Coder

Developer Control Plane
Source
Open
What is Coder?
Coder provides self-hosted development environments for developers and coding agents on your infrastructure. It uses Terraform to provision consistent workspaces and helps organizations adopt AI with governed controls.

Profile

Coder is an open-source cloud development environment solution that provisions standardized, cloud-hosted workspaces through infrastructure-as-code templates. Released under the GNU Affero General Public License v3.0, the platform enables organizations to shift development from heterogeneous local machines to centrally-managed cloud infrastructure while maintaining developer IDE preferences. Coder supports deployment across any cloud provider, on-premises infrastructure, or hybrid environments through Terraform-based provisioning. The platform serves development teams and platform engineering organizations requiring consistent environments, accelerated onboarding, and centralized governance. With adoption across automotive, financial services, government, and technology sectors, Coder addresses fundamental inefficiencies in traditional local development workflows while providing enterprise-grade security, compliance capabilities, and cost controls.

Focus

Coder eliminates weeks-long environment setup cycles and configuration inconsistencies that plague traditional local development workflows. The platform addresses critical challenges including delayed developer productivity during onboarding or project transitions, environment drift where code behaves differently across developer machines, security risks from distributing source code to unmanaged endpoints, and wasted engineering time on repetitive configuration tasks. Platform teams use Coder to create self-service templates enabling developers to provision production-parity workspaces instantly without platform team intervention. Organizations in regulated industries benefit from centralized governance, comprehensive audit trails, and prevention of source code exfiltration to personal devices. The architecture supports distributed teams, AI and machine learning workloads requiring on-demand compute resources, and complex infrastructure scenarios requiring specialized development environments.

Background

Coder originated in 2017 when three developers created a tool to simplify remote development work on Minecraft plugins, evolving into a comprehensive platform for enterprise cloud development environments. The company transitioned to open-source in 2022, releasing the core platform under AGPL v3.0 while maintaining commercial offerings for enterprise features. Coder Technologies, Inc., headquartered in Austin, Texas, operates under CEO Rob Whiteley with backing from Georgian, Uncork Capital, Notable Capital, and Redpoint Ventures. The platform powers development teams at organizations including PsiQuantum, where it provides quantum algorithm development environments with pre-configured libraries and internal repository access. Coder maintains active development with monthly releases, comprehensive documentation, and community engagement through Discord forums, quarterly meetups, and a Champions recognition program for contributors.

Main features

Infrastructure-as-code workspace provisioning

Coder provisions development workspaces through Terraform templates, enabling platform teams to declare infrastructure, tools, and configurations as version-controlled code. Templates support parameterization for user input during workspace creation, reusable modules for common configurations like VS Code installation and Git credential management, and deployment across diverse infrastructure including AWS EC2, Azure VMs, Google Compute Engine, Kubernetes clusters, Docker containers, and on-premises virtualization platforms. Organizations create templates from scratch, duplicate existing templates for variants, or select from Coder's registry of pre-built starter templates. Dynamic parameters enable conditional form controls where displayed options change based on user selections and organizational roles, reducing template duplication while serving multiple use cases through a single template definition.

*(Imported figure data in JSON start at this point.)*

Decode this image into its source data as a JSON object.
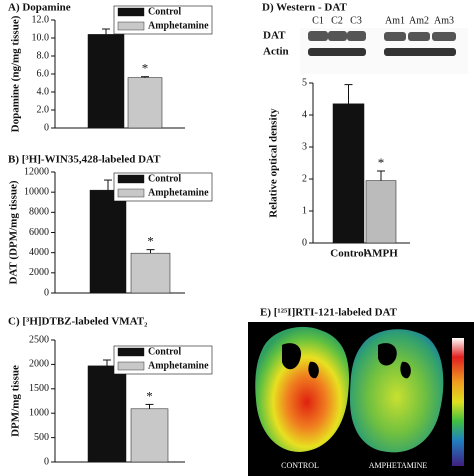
{
  "chart_data": [
    {
      "type": "bar",
      "title": "A) Dopamine",
      "y_label": "Dopamine (ng/mg tissue)",
      "series": [
        {
          "name": "Control",
          "color": "#111111",
          "values": [
            10.4
          ],
          "errors": [
            0.6
          ]
        },
        {
          "name": "Amphetamine",
          "color": "#c8c8c8",
          "values": [
            5.6
          ],
          "errors": [
            0.1
          ]
        }
      ],
      "annotation": "*",
      "ylim": [
        0,
        12
      ],
      "yticks": [
        0,
        {
          "value": 2,
          "label": "2.0"
        },
        {
          "value": 4,
          "label": "4.0"
        },
        {
          "value": 6,
          "label": "6.0"
        },
        {
          "value": 8,
          "label": "8.0"
        },
        {
          "value": 10,
          "label": "10.0"
        },
        {
          "value": 12,
          "label": "12.0"
        }
      ]
    },
    {
      "type": "bar",
      "title": "B) [³H]-WIN35,428-labeled DAT",
      "y_label": "DAT (DPM/mg tissue)",
      "series": [
        {
          "name": "Control",
          "color": "#111111",
          "values": [
            10200
          ],
          "errors": [
            1000
          ]
        },
        {
          "name": "Amphetamine",
          "color": "#c8c8c8",
          "values": [
            3950
          ],
          "errors": [
            350
          ]
        }
      ],
      "annotation": "*",
      "ylim": [
        0,
        12000
      ],
      "yticks": [
        0,
        2000,
        4000,
        6000,
        8000,
        10000,
        12000
      ]
    },
    {
      "type": "bar",
      "title": "C) [³H]DTBZ-labeled VMAT₂",
      "y_label": "DPM/mg tissue",
      "series": [
        {
          "name": "Control",
          "color": "#111111",
          "values": [
            1970
          ],
          "errors": [
            120
          ]
        },
        {
          "name": "Amphetamine",
          "color": "#c8c8c8",
          "values": [
            1090
          ],
          "errors": [
            90
          ]
        }
      ],
      "annotation": "*",
      "ylim": [
        0,
        2500
      ],
      "yticks": [
        0,
        500,
        1000,
        1500,
        2000,
        2500
      ]
    },
    {
      "type": "bar",
      "title": "D) Western - DAT",
      "y_label": "Relative optical density",
      "categories": [
        "Control",
        "AMPH"
      ],
      "values": [
        4.35,
        1.95
      ],
      "errors": [
        0.6,
        0.3
      ],
      "colors": [
        "#111111",
        "#bbbbbb"
      ],
      "annotation": "*",
      "ylim": [
        0,
        5
      ],
      "yticks": [
        0,
        1,
        2,
        3,
        4,
        5
      ]
    }
  ],
  "blot": {
    "lanes": [
      "C1",
      "C2",
      "C3",
      "Am1",
      "Am2",
      "Am3"
    ],
    "rows": [
      "DAT",
      "Actin"
    ]
  },
  "autoradiograph": {
    "title": "E) [¹²⁵I]RTI-121-labeled DAT",
    "labels": [
      "CONTROL",
      "AMPHETAMINE"
    ]
  }
}
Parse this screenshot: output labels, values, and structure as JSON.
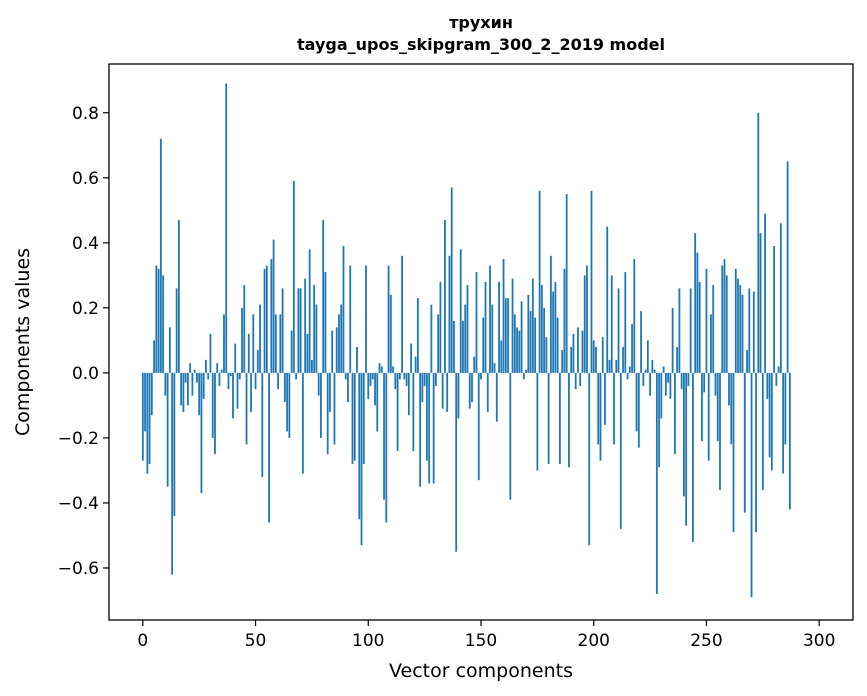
{
  "chart_data": {
    "type": "bar",
    "title": "трухин",
    "subtitle": "tayga_upos_skipgram_300_2_2019 model",
    "xlabel": "Vector components",
    "ylabel": "Components values",
    "xlim": [
      -15,
      315
    ],
    "ylim": [
      -0.76,
      0.95
    ],
    "xticks": [
      0,
      50,
      100,
      150,
      200,
      250,
      300
    ],
    "xtick_labels": [
      "0",
      "50",
      "100",
      "150",
      "200",
      "250",
      "300"
    ],
    "yticks": [
      -0.6,
      -0.4,
      -0.2,
      0.0,
      0.2,
      0.4,
      0.6,
      0.8
    ],
    "ytick_labels": [
      "−0.6",
      "−0.4",
      "−0.2",
      "0.0",
      "0.2",
      "0.4",
      "0.6",
      "0.8"
    ],
    "grid": false,
    "bar_color": "#1f77b4",
    "values": [
      -0.27,
      -0.18,
      -0.31,
      -0.28,
      -0.13,
      0.1,
      0.33,
      0.32,
      0.72,
      0.3,
      -0.07,
      -0.35,
      0.14,
      -0.62,
      -0.44,
      0.26,
      0.47,
      -0.1,
      -0.12,
      -0.03,
      -0.1,
      0.03,
      -0.07,
      0.01,
      -0.03,
      -0.13,
      -0.37,
      -0.08,
      0.04,
      -0.02,
      0.12,
      -0.2,
      -0.25,
      0.03,
      -0.04,
      0.01,
      0.18,
      0.89,
      -0.05,
      -0.01,
      -0.14,
      0.09,
      -0.11,
      -0.02,
      0.2,
      0.27,
      -0.22,
      0.12,
      -0.12,
      0.18,
      -0.05,
      0.07,
      0.21,
      -0.32,
      0.32,
      0.33,
      -0.46,
      0.35,
      0.41,
      0.18,
      -0.05,
      0.18,
      0.26,
      -0.09,
      -0.18,
      -0.2,
      0.13,
      0.59,
      -0.02,
      0.26,
      0.26,
      -0.31,
      0.29,
      0.12,
      0.38,
      0.04,
      0.27,
      0.21,
      -0.07,
      -0.2,
      0.47,
      0.31,
      -0.25,
      -0.12,
      0.13,
      -0.22,
      0.14,
      0.18,
      0.21,
      0.39,
      -0.02,
      -0.09,
      0.33,
      -0.28,
      -0.27,
      0.08,
      -0.45,
      -0.53,
      -0.28,
      0.33,
      -0.08,
      -0.04,
      -0.02,
      -0.1,
      -0.18,
      0.03,
      0.02,
      -0.39,
      -0.46,
      0.33,
      0.24,
      0.02,
      -0.05,
      -0.24,
      -0.02,
      0.36,
      -0.02,
      -0.04,
      -0.13,
      0.09,
      -0.24,
      0.05,
      0.23,
      -0.35,
      -0.09,
      -0.04,
      -0.27,
      -0.34,
      0.21,
      -0.34,
      -0.04,
      0.18,
      0.28,
      -0.11,
      0.47,
      -0.12,
      0.36,
      0.57,
      0.16,
      -0.55,
      -0.14,
      0.38,
      0.16,
      0.21,
      0.27,
      -0.11,
      -0.09,
      0.05,
      0.31,
      -0.33,
      -0.02,
      0.17,
      0.28,
      -0.12,
      0.33,
      0.21,
      0.03,
      -0.15,
      0.28,
      0.1,
      0.35,
      0.23,
      0.23,
      -0.39,
      0.29,
      0.18,
      0.14,
      0.13,
      0.22,
      -0.02,
      0.01,
      0.24,
      0.19,
      0.29,
      0.17,
      -0.3,
      0.56,
      0.27,
      0.2,
      0.11,
      -0.28,
      0.36,
      0.25,
      0.28,
      0.17,
      -0.28,
      0.07,
      0.32,
      0.55,
      -0.29,
      0.08,
      0.12,
      -0.05,
      0.14,
      -0.04,
      0.13,
      0.3,
      0.33,
      -0.53,
      0.56,
      0.1,
      0.08,
      -0.22,
      -0.27,
      0.11,
      -0.16,
      0.45,
      0.04,
      0.3,
      -0.22,
      0.04,
      0.26,
      -0.48,
      0.08,
      0.31,
      -0.02,
      0.02,
      0.15,
      0.35,
      -0.18,
      -0.23,
      0.19,
      -0.04,
      0.01,
      0.1,
      -0.07,
      0.04,
      0.01,
      -0.68,
      -0.29,
      -0.14,
      0.02,
      -0.07,
      -0.03,
      -0.08,
      0.2,
      -0.25,
      0.08,
      0.26,
      -0.05,
      -0.38,
      -0.47,
      -0.04,
      0.26,
      -0.52,
      0.43,
      0.37,
      0.28,
      -0.21,
      -0.06,
      0.32,
      -0.27,
      0.18,
      0.27,
      -0.07,
      -0.21,
      -0.36,
      0.33,
      0.35,
      0.3,
      -0.1,
      -0.22,
      -0.49,
      0.32,
      0.29,
      0.27,
      0.24,
      -0.43,
      0.07,
      0.26,
      -0.69,
      0.25,
      -0.49,
      0.8,
      0.43,
      -0.36,
      0.49,
      -0.08,
      -0.26,
      -0.3,
      0.39,
      -0.04,
      0.02,
      0.46,
      -0.31,
      -0.22,
      0.65,
      -0.42
    ]
  }
}
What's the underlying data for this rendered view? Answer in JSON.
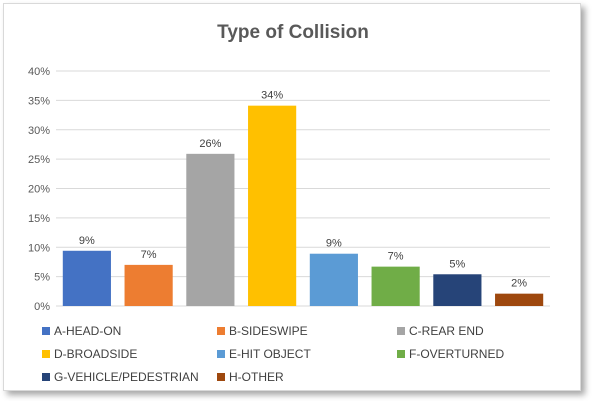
{
  "chart_data": {
    "type": "bar",
    "title": "Type of Collision",
    "xlabel": "",
    "ylabel": "",
    "ylim": [
      0,
      0.4
    ],
    "yticks": [
      "0%",
      "5%",
      "10%",
      "15%",
      "20%",
      "25%",
      "30%",
      "35%",
      "40%"
    ],
    "grid": true,
    "legend_position": "bottom",
    "categories": [
      "A-HEAD-ON",
      "B-SIDESWIPE",
      "C-REAR END",
      "D-BROADSIDE",
      "E-HIT OBJECT",
      "F-OVERTURNED",
      "G-VEHICLE/PEDESTRIAN",
      "H-OTHER"
    ],
    "values": [
      0.094,
      0.07,
      0.259,
      0.341,
      0.089,
      0.067,
      0.054,
      0.021
    ],
    "data_labels": [
      "9%",
      "7%",
      "26%",
      "34%",
      "9%",
      "7%",
      "5%",
      "2%"
    ],
    "colors": [
      "#4472c4",
      "#ed7d31",
      "#a5a5a5",
      "#ffc000",
      "#5b9bd5",
      "#70ad47",
      "#264478",
      "#9e480e"
    ]
  }
}
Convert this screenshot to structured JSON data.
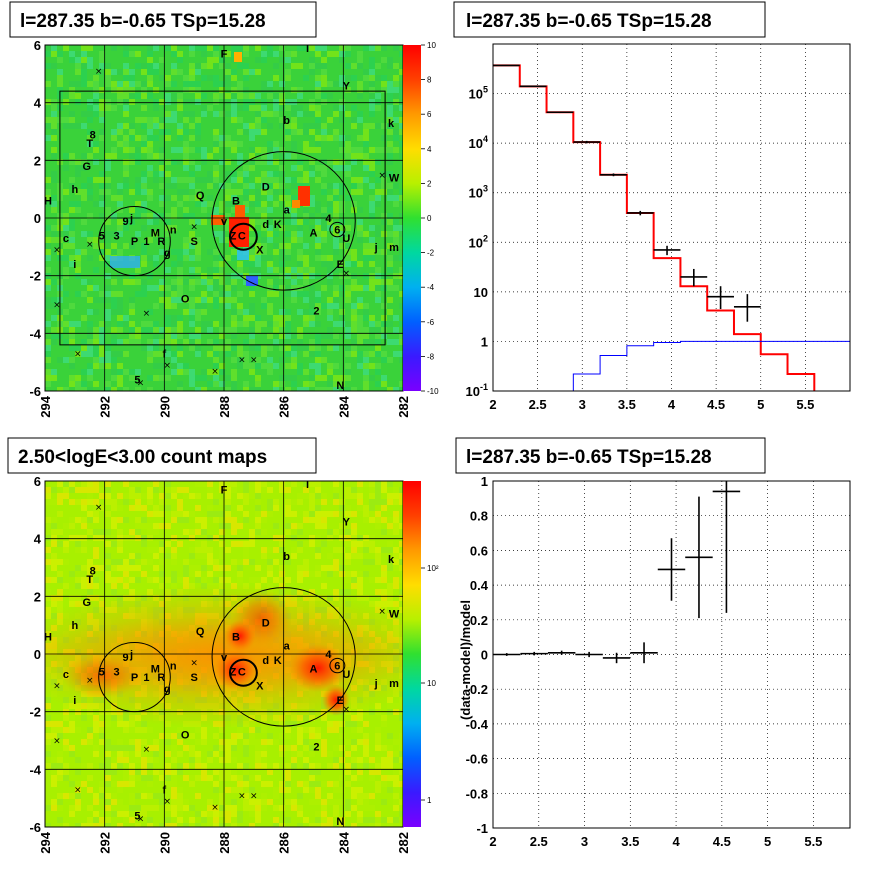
{
  "titles": {
    "map1": "l=287.35 b=-0.65 TSp=15.28",
    "spectrum": "l=287.35 b=-0.65 TSp=15.28",
    "map2": "2.50<logE<3.00 count maps",
    "residual": "l=287.35 b=-0.65 TSp=15.28"
  },
  "map_axes": {
    "x_ticks": [
      "294",
      "292",
      "290",
      "288",
      "286",
      "284",
      "282"
    ],
    "y_ticks": [
      "6",
      "4",
      "2",
      "0",
      "-2",
      "-4",
      "-6"
    ],
    "xlim": [
      294,
      282
    ],
    "ylim": [
      -6,
      6
    ]
  },
  "colorbar1": {
    "ticks": [
      "10",
      "8",
      "6",
      "4",
      "2",
      "0",
      "-2",
      "-4",
      "-6",
      "-8",
      "-10"
    ],
    "range": [
      -10,
      10
    ]
  },
  "colorbar2": {
    "ticks": [
      "10²",
      "10",
      "1"
    ],
    "scale": "log"
  },
  "source_labels": [
    {
      "t": "F",
      "l": 288,
      "b": 5.7
    },
    {
      "t": "l",
      "l": 285.2,
      "b": 5.9
    },
    {
      "t": "Y",
      "l": 283.9,
      "b": 4.6
    },
    {
      "t": "b",
      "l": 285.9,
      "b": 3.4
    },
    {
      "t": "k",
      "l": 282.4,
      "b": 3.3
    },
    {
      "t": "8",
      "l": 292.4,
      "b": 2.9
    },
    {
      "t": "T",
      "l": 292.5,
      "b": 2.6
    },
    {
      "t": "G",
      "l": 292.6,
      "b": 1.8
    },
    {
      "t": "W",
      "l": 282.3,
      "b": 1.4
    },
    {
      "t": "D",
      "l": 286.6,
      "b": 1.1
    },
    {
      "t": "h",
      "l": 293.0,
      "b": 1.0
    },
    {
      "t": "Q",
      "l": 288.8,
      "b": 0.8
    },
    {
      "t": "B",
      "l": 287.6,
      "b": 0.6
    },
    {
      "t": "H",
      "l": 293.9,
      "b": 0.6
    },
    {
      "t": "a",
      "l": 285.9,
      "b": 0.3
    },
    {
      "t": "4",
      "l": 284.5,
      "b": 0.0
    },
    {
      "t": "v",
      "l": 288.0,
      "b": -0.1
    },
    {
      "t": "d",
      "l": 286.6,
      "b": -0.2
    },
    {
      "t": "K",
      "l": 286.2,
      "b": -0.2
    },
    {
      "t": "9",
      "l": 291.3,
      "b": -0.1
    },
    {
      "t": "j",
      "l": 291.1,
      "b": 0.0
    },
    {
      "t": "n",
      "l": 289.7,
      "b": -0.4
    },
    {
      "t": "A",
      "l": 285.0,
      "b": -0.5
    },
    {
      "t": "6",
      "l": 284.2,
      "b": -0.4
    },
    {
      "t": "c",
      "l": 293.3,
      "b": -0.7
    },
    {
      "t": "5",
      "l": 292.1,
      "b": -0.6
    },
    {
      "t": "3",
      "l": 291.6,
      "b": -0.6
    },
    {
      "t": "P",
      "l": 291.0,
      "b": -0.8
    },
    {
      "t": "1",
      "l": 290.6,
      "b": -0.8
    },
    {
      "t": "M",
      "l": 290.3,
      "b": -0.5
    },
    {
      "t": "R",
      "l": 290.1,
      "b": -0.8
    },
    {
      "t": "S",
      "l": 289.0,
      "b": -0.8
    },
    {
      "t": "Z",
      "l": 287.7,
      "b": -0.6
    },
    {
      "t": "C",
      "l": 287.4,
      "b": -0.6
    },
    {
      "t": "U",
      "l": 283.9,
      "b": -0.7
    },
    {
      "t": "m",
      "l": 282.3,
      "b": -1.0
    },
    {
      "t": "j",
      "l": 282.9,
      "b": -1.0
    },
    {
      "t": "g",
      "l": 289.9,
      "b": -1.2
    },
    {
      "t": "X",
      "l": 286.8,
      "b": -1.1
    },
    {
      "t": "i",
      "l": 293.0,
      "b": -1.6
    },
    {
      "t": "E",
      "l": 284.1,
      "b": -1.6
    },
    {
      "t": "O",
      "l": 289.3,
      "b": -2.8
    },
    {
      "t": "2",
      "l": 284.9,
      "b": -3.2
    },
    {
      "t": "f",
      "l": 290.0,
      "b": -4.7
    },
    {
      "t": "5",
      "l": 290.9,
      "b": -5.6
    },
    {
      "t": "N",
      "l": 284.1,
      "b": -5.8
    }
  ],
  "crosses": [
    [
      292.2,
      5.1
    ],
    [
      282.7,
      1.5
    ],
    [
      293.6,
      -1.1
    ],
    [
      292.5,
      -0.9
    ],
    [
      293.6,
      -3.0
    ],
    [
      292.9,
      -4.7
    ],
    [
      290.6,
      -3.3
    ],
    [
      290.8,
      -5.7
    ],
    [
      289.9,
      -5.1
    ],
    [
      288.3,
      -5.3
    ],
    [
      287.4,
      -4.9
    ],
    [
      287.0,
      -4.9
    ],
    [
      283.9,
      -1.9
    ],
    [
      289.0,
      -0.3
    ]
  ],
  "circles": [
    {
      "l": 291.0,
      "b": -0.8,
      "r": 1.2,
      "w": 1
    },
    {
      "l": 286.0,
      "b": -0.1,
      "r": 2.4,
      "w": 1
    },
    {
      "l": 287.35,
      "b": -0.65,
      "r": 0.45,
      "w": 2
    },
    {
      "l": 284.2,
      "b": -0.4,
      "r": 0.25,
      "w": 1
    }
  ],
  "roi_box": {
    "l1": 293.5,
    "l2": 282.6,
    "b1": -4.4,
    "b2": 4.4
  },
  "chart_data": [
    {
      "type": "line",
      "panel": "spectrum",
      "title": "l=287.35 b=-0.65 TSp=15.28",
      "xlabel": "",
      "ylabel": "",
      "xlim": [
        2,
        6
      ],
      "ylim": [
        0.1,
        1000000
      ],
      "yscale": "log",
      "x_ticks": [
        "2",
        "2.5",
        "3",
        "3.5",
        "4",
        "4.5",
        "5",
        "5.5"
      ],
      "y_ticks": [
        "10^-1",
        "1",
        "10",
        "10^2",
        "10^3",
        "10^4",
        "10^5"
      ],
      "grid": true,
      "bin_edges": [
        2.0,
        2.3,
        2.6,
        2.9,
        3.2,
        3.5,
        3.8,
        4.1,
        4.4,
        4.7,
        5.0,
        5.3,
        5.6,
        5.9,
        6.2
      ],
      "series": [
        {
          "name": "",
          "color": "#ff0000",
          "values": [
            370000,
            140000,
            42000,
            10500,
            2300,
            390,
            48,
            13,
            4.2,
            1.4,
            0.55,
            0.22,
            0.09,
            0.05
          ]
        },
        {
          "name": "",
          "color": "#0000ff",
          "values": [
            null,
            null,
            0.1,
            0.22,
            0.52,
            0.82,
            0.95,
            1.0,
            1.0,
            1.0,
            1.0,
            1.0,
            1.0,
            1.0
          ]
        },
        {
          "name": "",
          "color": "#000000",
          "points": [
            {
              "x": 2.15,
              "y": 370000,
              "yerr": [
                8000,
                8000
              ],
              "xerr": 0.15
            },
            {
              "x": 2.45,
              "y": 140000,
              "yerr": [
                4000,
                4000
              ],
              "xerr": 0.15
            },
            {
              "x": 2.75,
              "y": 42000,
              "yerr": [
                1500,
                1500
              ],
              "xerr": 0.15
            },
            {
              "x": 3.05,
              "y": 10500,
              "yerr": [
                600,
                600
              ],
              "xerr": 0.15
            },
            {
              "x": 3.35,
              "y": 2300,
              "yerr": [
                150,
                150
              ],
              "xerr": 0.15
            },
            {
              "x": 3.65,
              "y": 390,
              "yerr": [
                40,
                40
              ],
              "xerr": 0.15
            },
            {
              "x": 3.95,
              "y": 70,
              "yerr": [
                15,
                15
              ],
              "xerr": 0.15
            },
            {
              "x": 4.25,
              "y": 20,
              "yerr": [
                7,
                9
              ],
              "xerr": 0.15
            },
            {
              "x": 4.55,
              "y": 8,
              "yerr": [
                3.5,
                5
              ],
              "xerr": 0.15
            },
            {
              "x": 4.85,
              "y": 5,
              "yerr": [
                2.5,
                4
              ],
              "xerr": 0.15
            }
          ]
        }
      ]
    },
    {
      "type": "scatter",
      "panel": "residual",
      "title": "l=287.35 b=-0.65 TSp=15.28",
      "xlabel": "",
      "ylabel": "(data-model)/model",
      "xlim": [
        2,
        5.9
      ],
      "ylim": [
        -1,
        1
      ],
      "x_ticks": [
        "2",
        "2.5",
        "3",
        "3.5",
        "4",
        "4.5",
        "5",
        "5.5"
      ],
      "y_ticks": [
        "1",
        "0.8",
        "0.6",
        "0.4",
        "0.2",
        "0",
        "-0.2",
        "-0.4",
        "-0.6",
        "-0.8",
        "-1"
      ],
      "grid": true,
      "points": [
        {
          "x": 2.15,
          "y": 0.0,
          "xerr": 0.15,
          "yerr": 0.008
        },
        {
          "x": 2.45,
          "y": 0.005,
          "xerr": 0.15,
          "yerr": 0.01
        },
        {
          "x": 2.75,
          "y": 0.01,
          "xerr": 0.15,
          "yerr": 0.012
        },
        {
          "x": 3.05,
          "y": 0.0,
          "xerr": 0.15,
          "yerr": 0.015
        },
        {
          "x": 3.35,
          "y": -0.02,
          "xerr": 0.15,
          "yerr": 0.03
        },
        {
          "x": 3.65,
          "y": 0.01,
          "xerr": 0.15,
          "yerr": 0.06
        },
        {
          "x": 3.95,
          "y": 0.49,
          "xerr": 0.15,
          "yerr": 0.18
        },
        {
          "x": 4.25,
          "y": 0.56,
          "xerr": 0.15,
          "yerr": 0.35
        },
        {
          "x": 4.55,
          "y": 0.94,
          "xerr": 0.15,
          "yerr": 0.7
        }
      ]
    }
  ]
}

Multi-IDE development environment access

Coder supports web-based IDEs including VS Code, JetBrains Fleet, Jupyter notebooks, and RStudio, alongside desktop IDE remote development through SSH connections in VS Code, JetBrains IDEs (IntelliJ, PyCharm, GoLand, RubyMine, CLion, Rider, WebStorm, PhpStorm, RustRover), and Cursor. Developers retain local IDE extensions, keyboard shortcuts, custom themes, and workspace-specific settings while connecting remotely to cloud-hosted compute. The platform establishes direct peer-to-peer connections between users and workspaces when possible, automatically falling back to DERP relays through the Coder server when network constraints prevent direct access. Workspace proxies deployed in different geographic regions provide low-latency relay access for distributed teams without requiring globally distributed Coder server instances.

AI agent integration and governance

Coder integrates AI coding agents within shared governance frameworks through Coder Agents, a self-hosted chat interface and API enabling developers to delegate development work to AI agents running entirely within organizational infrastructure. The platform supports multiple LLM providers including Anthropic Claude, OpenAI GPT, Google Gemini, Azure OpenAI, AWS Bedrock, and OpenAI-compatible endpoints. AI Bridge provides centralized authentication, prompt logging, and policy enforcement for agent access to language model providers, while Agent Boundaries implement network-level firewalls restricting which external systems agents can access. Sub-agent delegation enables parent agents to spawn child agents working on independent tasks in parallel with isolated context windows, supporting sophisticated multi-step problem solving and long-running development tasks.